どうして、コレットばかりがこんなに苦しまないといけないんだろう。……どうして、こんな世界の形に、なったのだろう。
ミトスくんと同じ名前を持つ、マーテルさんに執着する、あのユグドラシルという天使は、何を思っていたのだろう。
「……私、どうなっちゃうのかな」
ぽつり。顔を隠したままだったコレットが、小さく呟く。
その声が、震えていた。
こわいって、泣いていた。
「私……消えたくない。まだ生きていられるよね? まだロイドと……みんなと一緒に……一緒に、いられるよね?」
死にたくないよ、と小さく呟いたコレットに、わたしもリフィルさんも思わず泣きそうになって表情をゆがめた。
彼女の言葉に自信を持ってうなずけなかった悔しさもある。でもそれ以上に、コレットが自分で「生きたい」と言ってくれたことが嬉しくて、絶対に叶えたくて、どうにかしてやりたくなったからだ。
自分の命と引き換えに世界を救おうとした彼女が、生きて、この世界に存在しようとしてくれている。それが嬉しくて、嬉しくて。絶対に死なせたくないって、思った。
リフィルさんがベッドの縁に座って、コレットの肩を優しくさする。
そうして、先生らしく、いつものように、優しく語りかけた。
「……正直、まだなんとも言えないわ。この症状の理由がわからなければ、対策はうてない。でも、あなたは必ず助かる」
「……どうして?」
「そんなのコレットが一番わかってるでしょ。コレットのことを、ロイドは絶対に助けるからだよ」
「!」
はっと、コレットが顔を出す。
やっぱり泣いていたのだろう。赤くなった目は、けれど今は、一縷の希望を見出したように光を宿している。
……ロイドは、絶対にコレットを助ける。
助けないはずがない。彼は絶対に、コレットを諦めない。それは、わたしもリフィルさんも、他の仲間たちも心から信じていることだ。彼のその意思が常に道を切り開いてきたことを、わたしたちは知っている。
そして、彼女も。彼の切り開いた道で、心を取り戻した彼女は、一番よく知っているはずだ。

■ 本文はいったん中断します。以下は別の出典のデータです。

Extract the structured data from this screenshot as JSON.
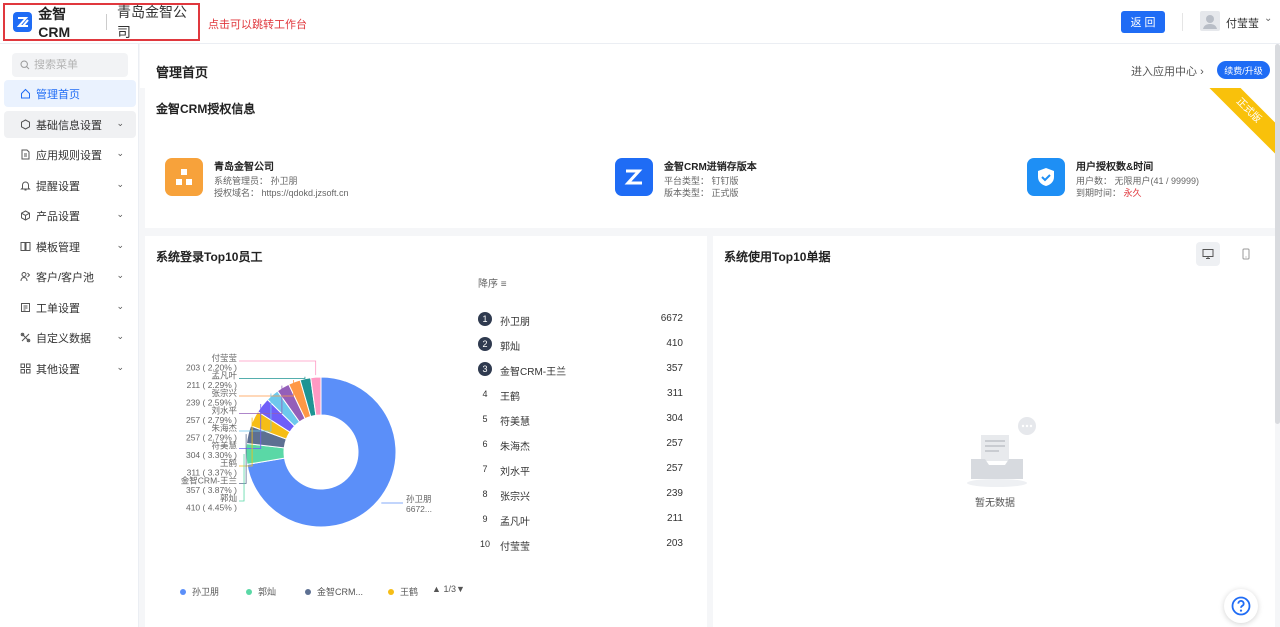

「そうね。あの子があなたをみすみす見殺しにするはずがないわ。必ず、あなたを助ける方法を見つける。そして私たちも絶対に協力する。だから、あなたは必ず助かるわ」
だからあなたも諦めないで、とほほ笑むリフィルさんに、コレットはまたぽろりと涙をこぼす。
けれど、今度は顔を隠したりしない。布団の中から手を伸ばして、わたしたち二人にぎゅうとしがみついて。そうして、今度は、心から笑ってくれた。